Document Type

Article

Publication Title

Fordham Urban Law Journal

Publication Date

2003

Abstract

The rapid proliferation of "problem-solving courts," particularly of drug courts, occasions this Article. These progeny of the 1989 Dade County, Florida drug court' can be found throughout the country. According to one report, there are approximately 500 drug courts operating nationwide, with several hundred more coming on line. From these drug courts, a number of other courts have evolved, all under the problem-solving handle. In New York, for example, in addition to drug courts, there are community courts and domestic violence courts. In the State of Washington there is a mental health court. While disparate in their focus, their "problem solving" characterization appears to result from a shared, urgent common goal of judicially addressing problems deemed, usually by the court, as not adequately addressed through the quotidian mills of, at least, the overloaded urban criminal justice system.

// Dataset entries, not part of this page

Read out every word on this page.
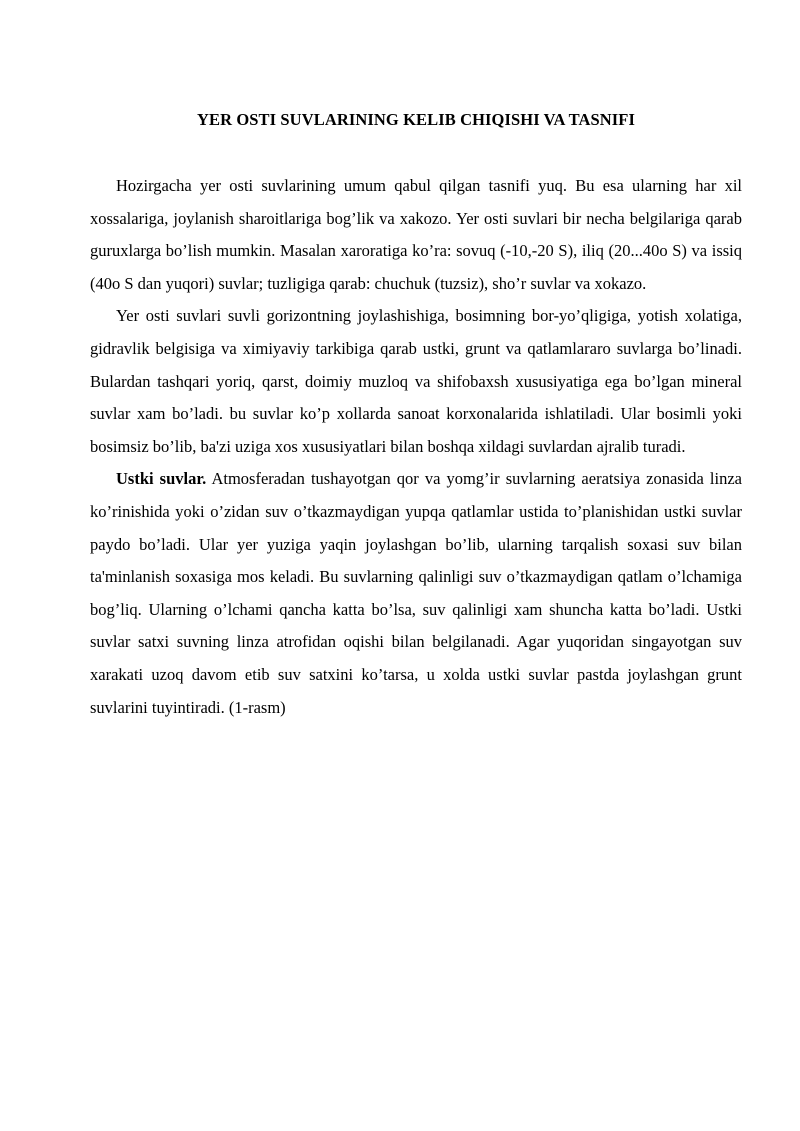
YER OSTI SUVLARINING KELIB CHIQISHI VA TASNIFI

Hozirgacha yer osti suvlarining umum qabul qilgan tasnifi yuq. Bu esa ularning har xil xossalariga, joylanish sharoitlariga bog’lik va xakozo. Yer osti suvlari bir necha belgilariga qarab guruxlarga bo’lish mumkin. Masalan xaroratiga ko’ra: sovuq (-10,-20 S), iliq (20...40o S) va issiq (40o S dan yuqori) suvlar; tuzligiga qarab: chuchuk (tuzsiz), sho’r suvlar va xokazo.

Yer osti suvlari suvli gorizontning joylashishiga, bosimning bor-yo’qligiga, yotish xolatiga, gidravlik belgisiga va ximiyaviy tarkibiga qarab ustki, grunt va qatlamlararo suvlarga bo’linadi. Bulardan tashqari yoriq, qarst, doimiy muzloq va shifobaxsh xususiyatiga ega bo’lgan mineral suvlar xam bo’ladi. bu suvlar ko’p xollarda sanoat korxonalarida ishlatiladi. Ular bosimli yoki bosimsiz bo’lib, ba'zi uziga xos xususiyatlari bilan boshqa xildagi suvlardan ajralib turadi.

Ustki suvlar. Atmosferadan tushayotgan qor va yomg’ir suvlarning aeratsiya zonasida linza ko’rinishida yoki o’zidan suv o’tkazmaydigan yupqa qatlamlar ustida to’planishidan ustki suvlar paydo bo’ladi. Ular yer yuziga yaqin joylashgan bo’lib, ularning tarqalish soxasi suv bilan ta'minlanish soxasiga mos keladi. Bu suvlarning qalinligi suv o’tkazmaydigan qatlam o’lchamiga bog’liq. Ularning o’lchami qancha katta bo’lsa, suv qalinligi xam shuncha katta bo’ladi. Ustki suvlar satxi suvning linza atrofidan oqishi bilan belgilanadi. Agar yuqoridan singayotgan suv xarakati uzoq davom etib suv satxini ko’tarsa, u xolda ustki suvlar pastda joylashgan grunt suvlarini tuyintiradi. (1-rasm)
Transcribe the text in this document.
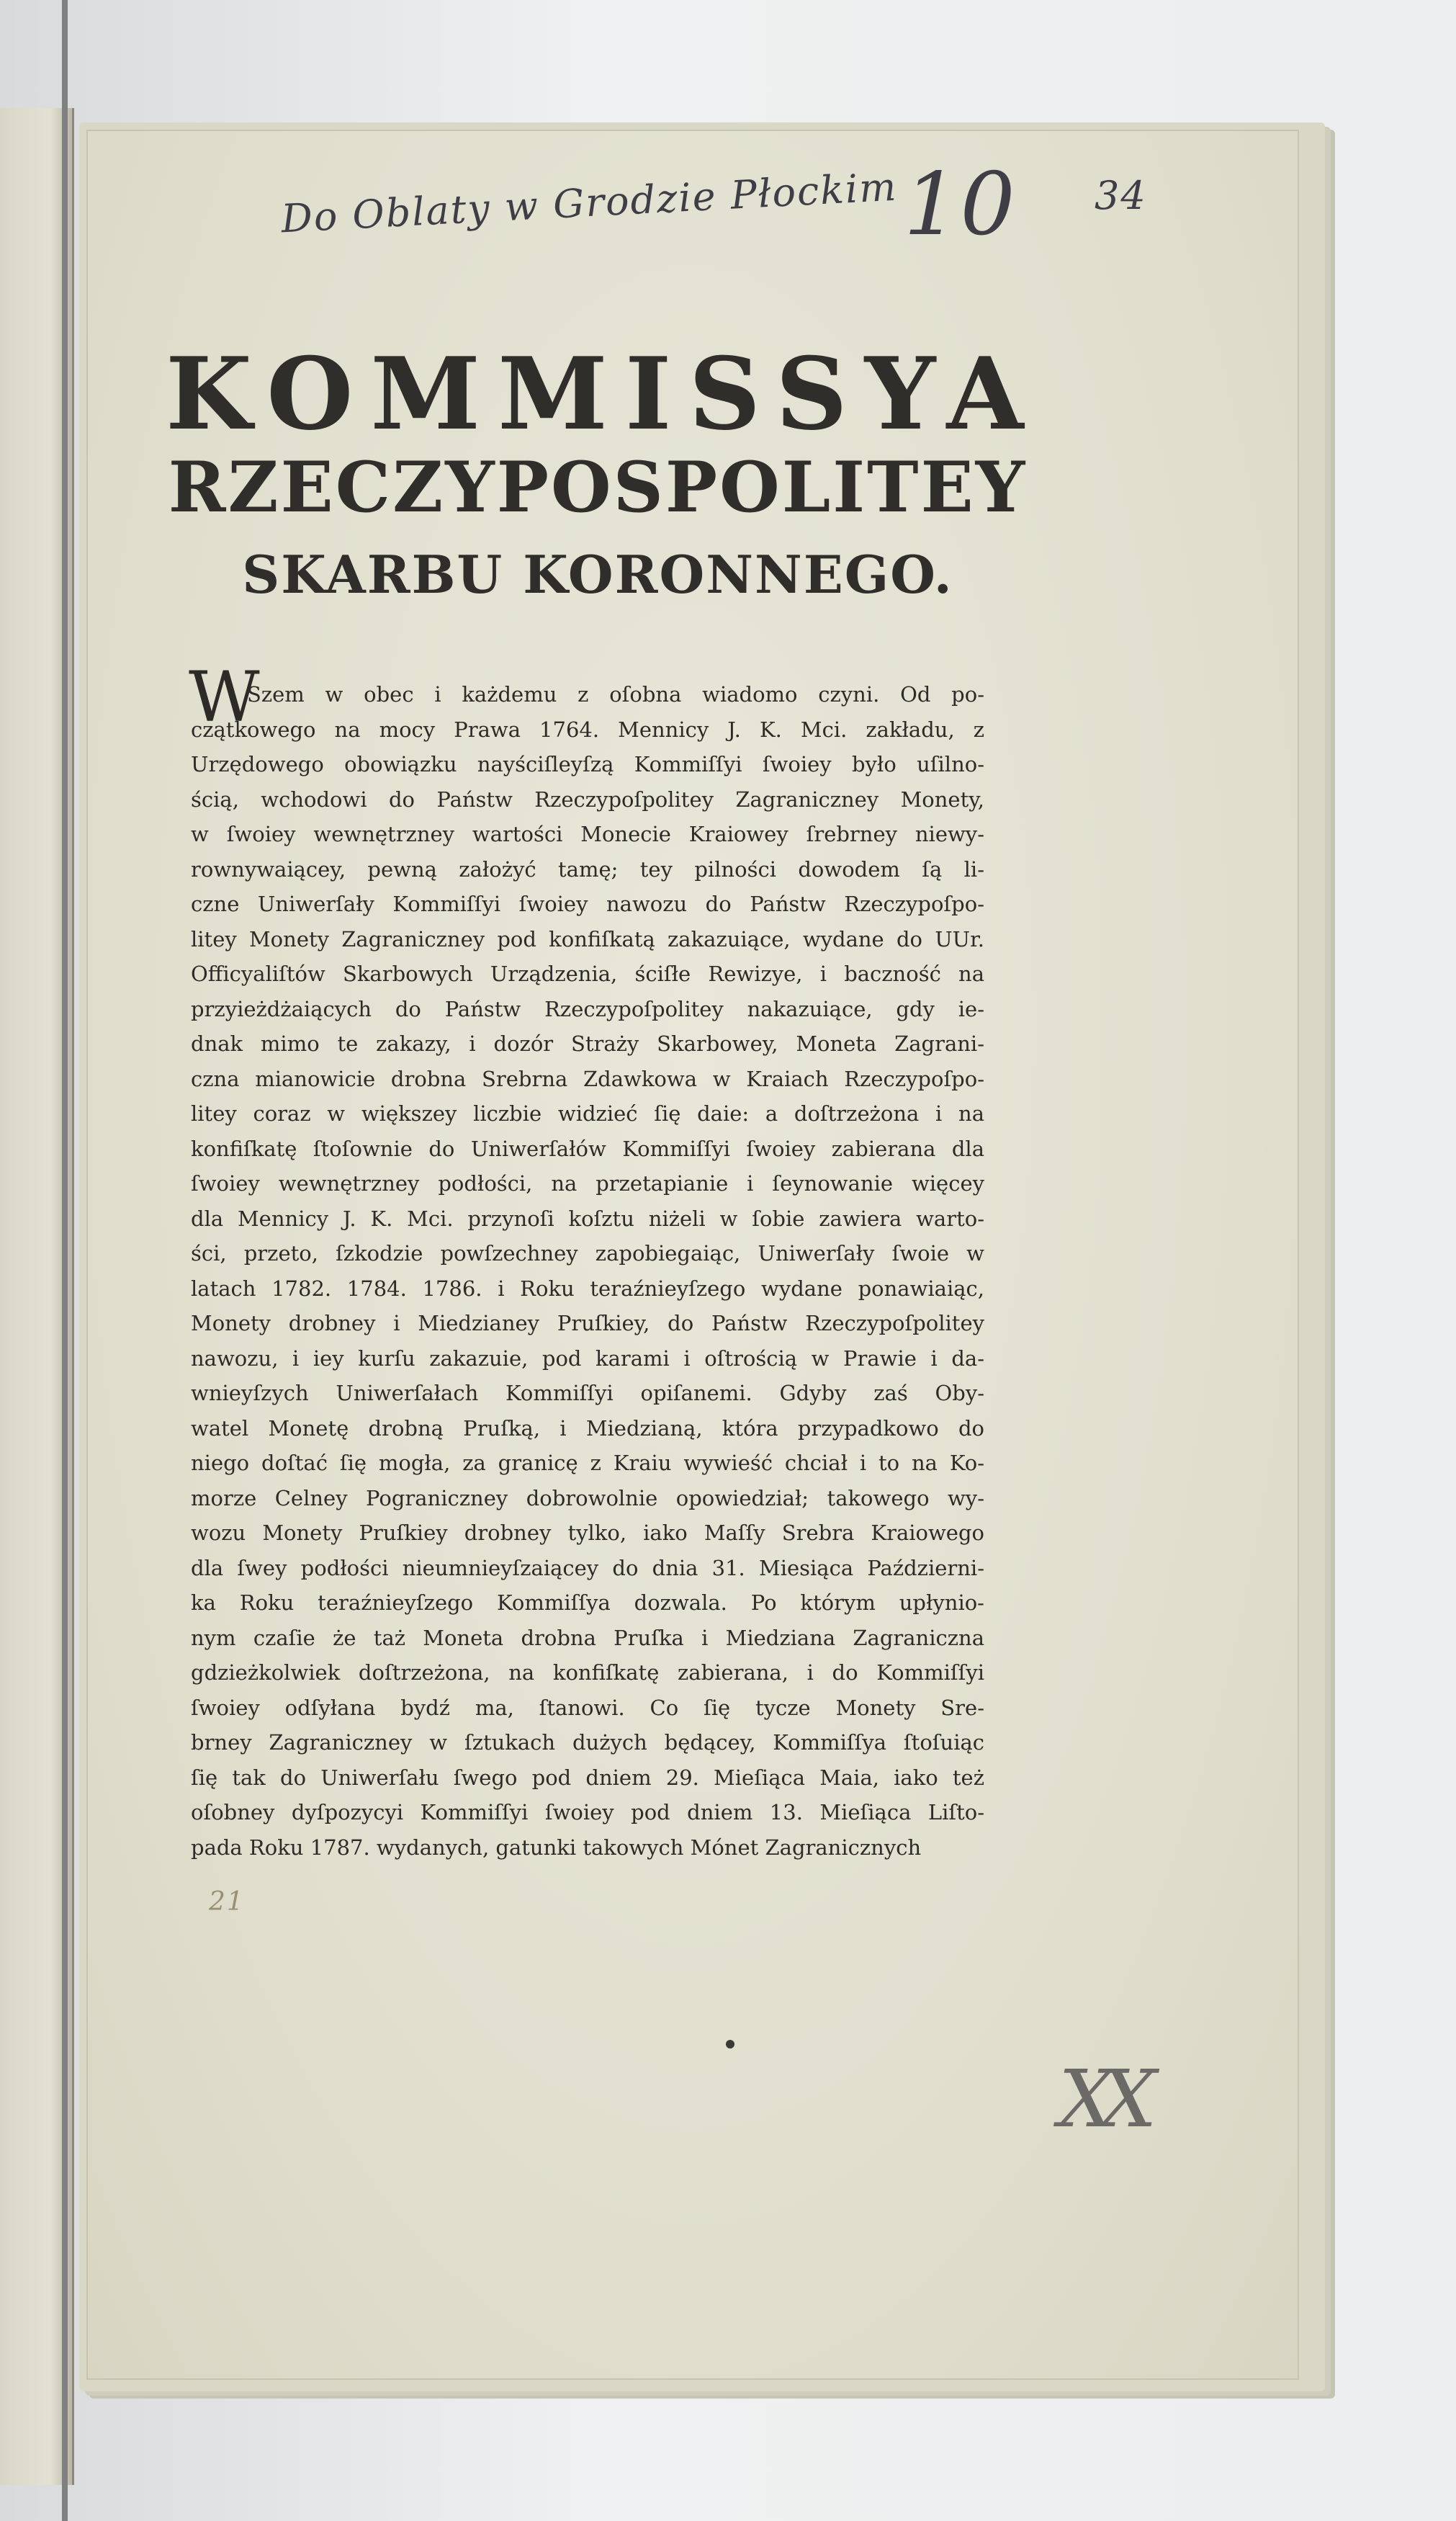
Do Oblaty w Grodzie Płockim 10 34
KOMMISSYA
RZECZYPOSPOLITEY
SKARBU KORONNEGO.
W
Szem w obec i każdemu z oſobna wiadomo czyni. Od po-
czątkowego na mocy Prawa 1764. Mennicy J. K. Mci. zakładu, z
Urzędowego obowiązku nayściſleyſzą Kommiſſyi ſwoiey było uſilno-
ścią, wchodowi do Państw Rzeczypoſpolitey Zagraniczney Monety,
w ſwoiey wewnętrzney wartości Monecie Kraiowey ſrebrney niewy-
rownywaiącey, pewną założyć tamę; tey pilności dowodem ſą li-
czne Uniwerſały Kommiſſyi ſwoiey nawozu do Państw Rzeczypoſpo-
litey Monety Zagraniczney pod konfiſkatą zakazuiące, wydane do UUr.
Officyaliſtów Skarbowych Urządzenia, ściſłe Rewizye, i baczność na
przyieżdżaiących do Państw Rzeczypoſpolitey nakazuiące, gdy ie-
dnak mimo te zakazy, i dozór Straży Skarbowey, Moneta Zagrani-
czna mianowicie drobna Srebrna Zdawkowa w Kraiach Rzeczypoſpo-
litey coraz w większey liczbie widzieć ſię daie: a doſtrzeżona i na
konfiſkatę ſtoſownie do Uniwerſałów Kommiſſyi ſwoiey zabierana dla
ſwoiey wewnętrzney podłości, na przetapianie i ſeynowanie więcey
dla Mennicy J. K. Mci. przynoſi koſztu niżeli w ſobie zawiera warto-
ści, przeto, ſzkodzie powſzechney zapobiegaiąc, Uniwerſały ſwoie w
latach 1782. 1784. 1786. i Roku teraźnieyſzego wydane ponawiaiąc,
Monety drobney i Miedzianey Pruſkiey, do Państw Rzeczypoſpolitey
nawozu, i iey kurſu zakazuie, pod karami i oſtrością w Prawie i da-
wnieyſzych Uniwerſałach Kommiſſyi opiſanemi. Gdyby zaś Oby-
watel Monetę drobną Pruſką, i Miedzianą, która przypadkowo do
niego doſtać ſię mogła, za granicę z Kraiu wywieść chciał i to na Ko-
morze Celney Pograniczney dobrowolnie opowiedział; takowego wy-
wozu Monety Pruſkiey drobney tylko, iako Maſſy Srebra Kraiowego
dla ſwey podłości nieumnieyſzaiącey do dnia 31. Miesiąca Październi-
ka Roku teraźnieyſzego Kommiſſya dozwala. Po którym upłynio-
nym czaſie że taż Moneta drobna Pruſka i Miedziana Zagraniczna
gdzieżkolwiek doſtrzeżona, na konfiſkatę zabierana, i do Kommiſſyi
ſwoiey odſyłana bydź ma, ſtanowi. Co ſię tycze Monety Sre-
brney Zagraniczney w ſztukach dużych będącey, Kommiſſya ſtoſuiąc
ſię tak do Uniwerſału ſwego pod dniem 29. Mieſiąca Maia, iako też
oſobney dyſpozycyi Kommiſſyi ſwoiey pod dniem 13. Mieſiąca Liſto-
pada Roku 1787. wydanych, gatunki takowych Mónet Zagranicznych
21
XX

Chief Justice Kathleen A. Blatz of the Supreme Court of the State of Minnesota has forged a palpable description of this problem- solving stimulus:

I think the innovation that we're seeing now is the result of judges processing cases like a vegetable factory. Instead of cans of peas, you've got cases. You just move 'em, move 'em, move 'em. One of my colleagues on the bench said: "You know, I feel like I work for McJustice: we sure aren't good for you, but we are fast."

This emergence of problem-solving courts as an alternative to "McJustice" has begun to engender debate over the three foundational premises on which problem-solving courts rest: first, courts are appropriate institutions for solving the undertaken problems; second, the resources commanded for this problem-solving do not shortchange the resolution of more important but more complex problems; and third, the problem-solving protocols employed by these courts are effective.